Hospitalizations across the state dropped to 94, marking the first time since November 22 that the number was less than 100.

On Monday, Maine’s seven-day average of new daily cases dropped to 183.1, far below the peak of 625.3 on January 14, but still several times higher than the summer and early summer average lows. autumn. Spurred on by the recent drop in the number of cases, state officials moved all Maine counties to less risky “green” status last week, meaning that all schools are considered safe for face-to-face education, with some anti-precautions. -infection.

Cumulative COVID-19 cases in Maine increased to 42,677 on Monday. Of these cases, 34,003 were confirmed by testing and 8,674 are considered probable cases.

Six hundred and forty-nine people have died of COVID-19 since the pandemic began in Maine. The two deaths reported on Sunday were of 80-year-old women in Cumberland County.

On Monday, Maine gave 174,426 people the first dose of a vaccine against COVID-19, and 71,429 received a second dose. This means that 12.98 percent of Maine’s 1.3 million people received their first dose.

York County, however, is lagging behind in delivering vaccines. The southernmost county in the state recorded the most cases per capita and about 20 percent of all cumulative cases since the start of the pandemic, but gave only 11 percent of the vaccine doses administered until Friday, according to Maine CDC statistics. Neighboring counties of Cumberland and Sagadahoc inoculated more than 14% of its residents, while York County gave vaccines to only about 9%.

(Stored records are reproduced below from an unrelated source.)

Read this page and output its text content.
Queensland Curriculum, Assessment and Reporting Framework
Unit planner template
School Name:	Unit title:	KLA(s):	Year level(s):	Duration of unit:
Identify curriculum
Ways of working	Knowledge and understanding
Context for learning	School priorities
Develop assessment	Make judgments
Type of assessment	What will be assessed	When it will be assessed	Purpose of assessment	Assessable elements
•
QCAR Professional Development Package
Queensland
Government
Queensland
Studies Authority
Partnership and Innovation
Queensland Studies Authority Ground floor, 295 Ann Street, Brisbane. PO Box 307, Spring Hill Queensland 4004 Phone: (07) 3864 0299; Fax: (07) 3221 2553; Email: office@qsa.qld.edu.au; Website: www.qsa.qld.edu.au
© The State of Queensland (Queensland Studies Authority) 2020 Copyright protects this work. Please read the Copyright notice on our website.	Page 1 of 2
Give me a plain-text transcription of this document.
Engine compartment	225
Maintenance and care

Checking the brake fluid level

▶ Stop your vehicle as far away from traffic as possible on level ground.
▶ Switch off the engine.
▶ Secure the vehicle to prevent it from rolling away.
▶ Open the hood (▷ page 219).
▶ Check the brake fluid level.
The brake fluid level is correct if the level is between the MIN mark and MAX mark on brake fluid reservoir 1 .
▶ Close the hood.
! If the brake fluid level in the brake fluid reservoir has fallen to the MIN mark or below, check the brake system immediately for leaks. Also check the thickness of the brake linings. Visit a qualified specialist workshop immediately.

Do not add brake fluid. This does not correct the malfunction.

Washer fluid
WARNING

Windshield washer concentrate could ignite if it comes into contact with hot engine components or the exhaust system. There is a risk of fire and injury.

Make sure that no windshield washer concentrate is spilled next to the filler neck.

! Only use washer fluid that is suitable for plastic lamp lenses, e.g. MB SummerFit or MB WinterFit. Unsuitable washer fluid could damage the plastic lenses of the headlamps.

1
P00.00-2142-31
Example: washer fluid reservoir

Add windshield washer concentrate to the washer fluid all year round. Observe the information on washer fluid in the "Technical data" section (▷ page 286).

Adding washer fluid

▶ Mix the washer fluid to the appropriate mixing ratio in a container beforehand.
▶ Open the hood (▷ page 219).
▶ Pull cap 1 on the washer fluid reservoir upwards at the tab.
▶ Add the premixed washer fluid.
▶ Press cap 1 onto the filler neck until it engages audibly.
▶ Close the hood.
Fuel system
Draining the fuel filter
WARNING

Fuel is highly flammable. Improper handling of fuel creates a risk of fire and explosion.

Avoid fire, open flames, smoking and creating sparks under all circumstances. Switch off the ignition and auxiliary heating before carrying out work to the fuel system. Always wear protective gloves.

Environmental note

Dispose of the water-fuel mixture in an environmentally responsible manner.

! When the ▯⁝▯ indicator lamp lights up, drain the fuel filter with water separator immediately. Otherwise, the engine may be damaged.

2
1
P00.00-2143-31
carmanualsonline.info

The region has been the epicenter of viral spread in recent months, but has only two vaccination clinics. They are located at Southern Maine Health Care hospital in Biddeford and York Hospital. Cumberland County has eight clinics. A mass vaccination clinic is due to open in Sanford, York County, later this month. The clinic is scheduled to open at the old Marshalls store on Main Street.

County by county as of Monday, there were 4,626 cases of coronavirus in Androscoggin, 1,231 in Aroostook, 11,993 in Cumberland, 875 in Franklin, 855 in Hancock, 3,478 in Kennebec, 614 in Knox, 544 in Lincoln, 2,121 in Oxford, 3,689 in Penobscot, 241 in Piscataquis, 848 in Sagadahoc, 1,215 in Somerset, 567 in Waldo, 693 in Washington and 9,082 in York.

Dr. Jules Bodo is prepared to receive a COVID-19 vaccination at Rumford Hospital, part of the Central Maine Healthcare chain, by Bobbie Olsen, a registered nurse, in December. As of Monday, 12.98% of Maine’s 1.3 million people had received their first dose. Shawn Patrick Ouellette / Team photographer

By age, 15.2 percent of Maine COVID-19 patients during the pandemic were under 20, while 18 percent were in their 20s, 14.4 percent in their 30s, 13.1 percent in 40s, 15.3% in the 50s, 11.7% were in their 60s, 6.7% were in their 70s and 5.7% were 80 or older.

Of the 94 COVID-19 patients in Maine hospitals on Monday, 25 were in intensive care and 10 were on ventilators. The state had 118 beds of intensive care units available out of a total of 388, and 245 ventilators available from 319. There were also 446 alternative ventilators. On Sunday, Maine had 101 patients hospitalized with COVID-19 and 28 were in intensive care.

Worldwide on Monday, there were more than 108.9 million known cases of COVID-19 and more than 2.6 million deaths, according to Johns Hopkins University. The United States had 27.6 million cases and 485,300 deaths.